Moral Law?

Cluster Bomb
Cluster bombs – used in our war crimes against Iraq

In the early hours, two days before the attack on Iraq began, two men in their 30s, Phil Pritchard and Toby Olditch, cut through the fence surrounding the air base at Fairford in Gloucestershire and made their way towards the B52 bombers which were stationed there. The planes belonged to the US air force. The trespassers were caught by guards and found to be carrying tools and paint. They confessed that they were seeking to disable the planes, in order to prevent war crimes from being committed. This year they were tried on charges of conspiracy to commit criminal damage, which carries a maximum sentence of 10 years. Last week, after long deliberations, the jury failed to reach a verdict.
(Source: The Guardian)

Here’s a simple scenario:

You see a man about to shoot a child dead. So, without harming that man in any way, you seize his gun off him and stamp it into pieces. You’ve saved the child’s life simply by damaging someone’s property.

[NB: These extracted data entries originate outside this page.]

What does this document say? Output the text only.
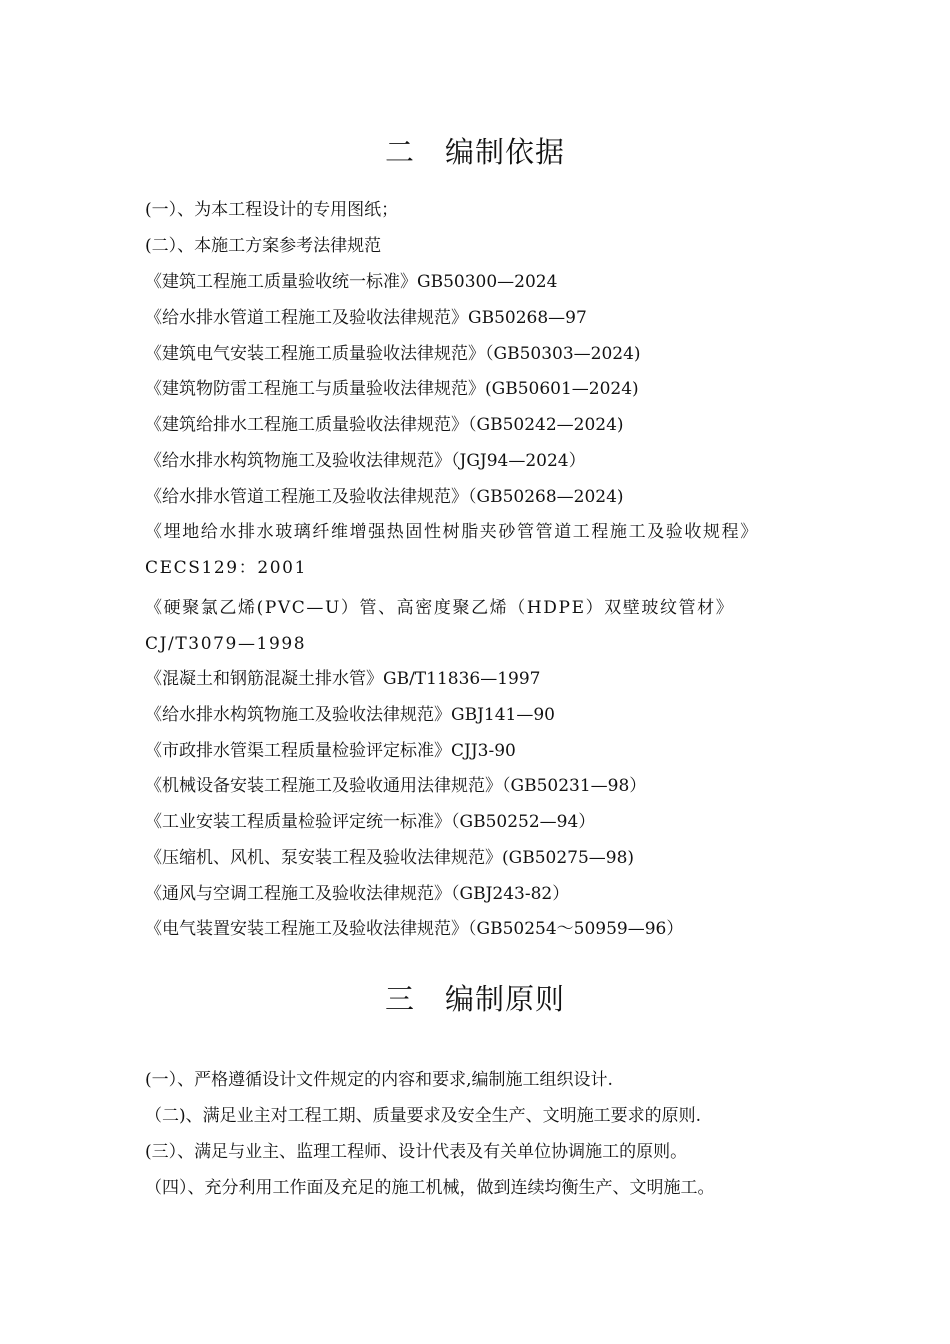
二　编制依据
(一）、为本工程设计的专用图纸；
(二）、本施工方案参考法律规范
《建筑工程施工质量验收统一标准》GB50300—2024
《给水排水管道工程施工及验收法律规范》GB50268—97
《建筑电气安装工程施工质量验收法律规范》（GB50303—2024)
《建筑物防雷工程施工与质量验收法律规范》(GB50601—2024)
《建筑给排水工程施工质量验收法律规范》（GB50242—2024)
《给水排水构筑物施工及验收法律规范》（JGJ94—2024）
《给水排水管道工程施工及验收法律规范》（GB50268—2024)
《埋地给水排水玻璃纤维增强热固性树脂夹砂管管道工程施工及验收规程》CECS129：2001
《硬聚氯乙烯(PVC—U）管、高密度聚乙烯（HDPE）双壁玻纹管材》CJ/T3079—1998
《混凝土和钢筋混凝土排水管》GB/T11836—1997
《给水排水构筑物施工及验收法律规范》GBJ141—90
《市政排水管渠工程质量检验评定标准》CJJ3-90
《机械设备安装工程施工及验收通用法律规范》（GB50231—98）
《工业安装工程质量检验评定统一标准》（GB50252—94）
《压缩机、风机、泵安装工程及验收法律规范》(GB50275—98)
《通风与空调工程施工及验收法律规范》（GBJ243-82）
《电气装置安装工程施工及验收法律规范》（GB50254～50959—96）
三　编制原则
(一）、严格遵循设计文件规定的内容和要求,编制施工组织设计.
（二)、满足业主对工程工期、质量要求及安全生产、文明施工要求的原则.
(三）、满足与业主、监理工程师、设计代表及有关单位协调施工的原则。
（四）、充分利用工作面及充足的施工机械，做到连续均衡生产、文明施工。
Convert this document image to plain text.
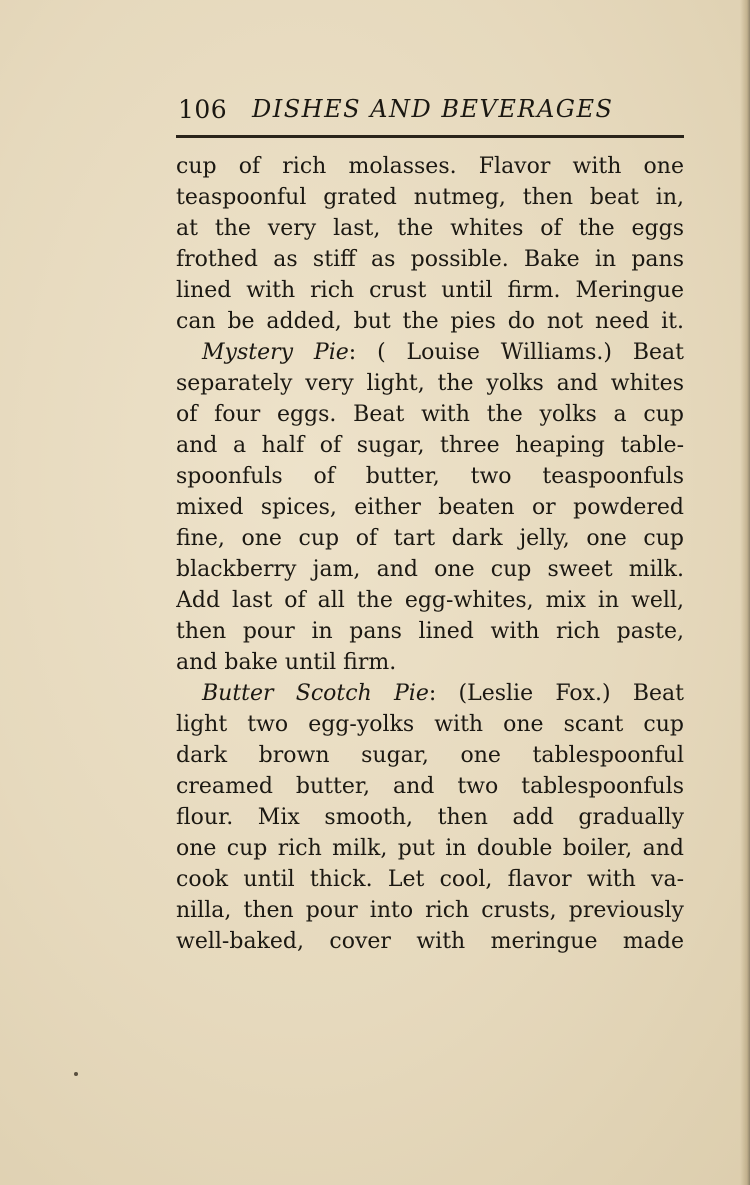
106 DISHES AND BEVERAGES
cup of rich molasses. Flavor with one
teaspoonful grated nutmeg, then beat in,
at the very last, the whites of the eggs
frothed as stiff as possible. Bake in pans
lined with rich crust until firm. Meringue
can be added, but the pies do not need it.
Mystery Pie: ( Louise Williams.) Beat
separately very light, the yolks and whites
of four eggs. Beat with the yolks a cup
and a half of sugar, three heaping table-
spoonfuls of butter, two teaspoonfuls
mixed spices, either beaten or powdered
fine, one cup of tart dark jelly, one cup
blackberry jam, and one cup sweet milk.
Add last of all the egg-whites, mix in well,
then pour in pans lined with rich paste,
and bake until firm.
Butter Scotch Pie: (Leslie Fox.) Beat
light two egg-yolks with one scant cup
dark brown sugar, one tablespoonful
creamed butter, and two tablespoonfuls
flour. Mix smooth, then add gradually
one cup rich milk, put in double boiler, and
cook until thick. Let cool, flavor with va-
nilla, then pour into rich crusts, previously
well-baked, cover with meringue made
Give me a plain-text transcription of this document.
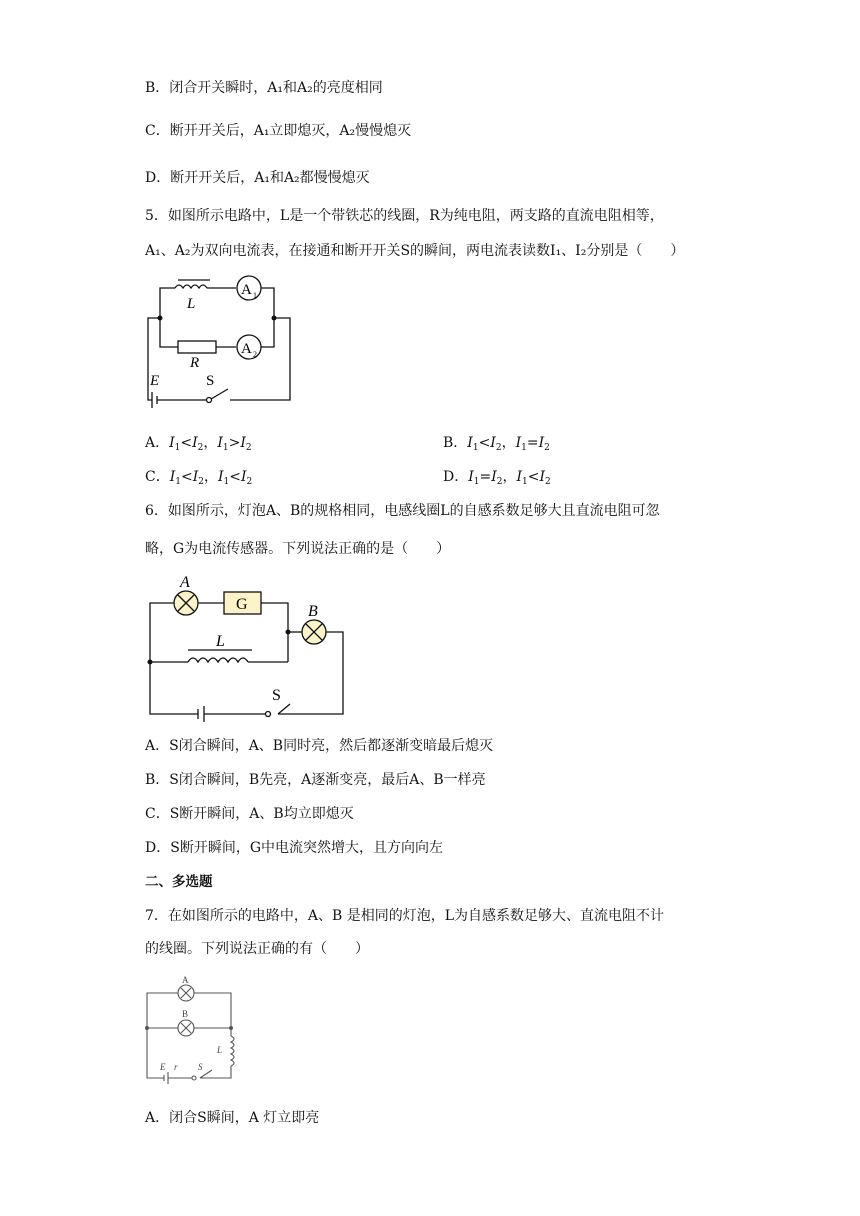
B．闭合开关瞬时，A₁和A₂的亮度相同
C．断开开关后，A₁立即熄灭，A₂慢慢熄灭
D．断开开关后，A₁和A₂都慢慢熄灭
5．如图所示电路中，L是一个带铁芯的线圈，R为纯电阻，两支路的直流电阻相等，
A₁、A₂为双向电流表，在接通和断开开关S的瞬间，两电流表读数I₁、I₂分别是（　　）
L
A 1
A 2
R
E	S
A．$I_1<I_2$，$I_1>I_2$	B．$I_1<I_2$，$I_1=I_2$
C．$I_1<I_2$，$I_1<I_2$	D．$I_1=I_2$，$I_1<I_2$
6．如图所示，灯泡A、B的规格相同，电感线圈L的自感系数足够大且直流电阻可忽
略，G为电流传感器。下列说法正确的是（　　）
A
G	B
L
S
A．S闭合瞬间，A、B同时亮，然后都逐渐变暗最后熄灭
B．S闭合瞬间，B先亮，A逐渐变亮，最后A、B一样亮
C．S断开瞬间，A、B均立即熄灭
D．S断开瞬间，G中电流突然增大，且方向向左
二、多选题
7．在如图所示的电路中，A、B 是相同的灯泡，L为自感系数足够大、直流电阻不计
的线圈。下列说法正确的有（　　）
A
B
L
E r S
A．闭合S瞬间，A 灯立即亮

Have you committed a crime?

If you’re saying “no,” then should your answer be any different simply because the man happens to be a soldier? Why should the state, through its armies, navies and air forces, have any more right to carry out murder than an individual?

In summing up, the judge told the jurors that using weapons “with an adverse effect on civilian populations which is disproportionate to the need to achieve the military objective” is a war crime.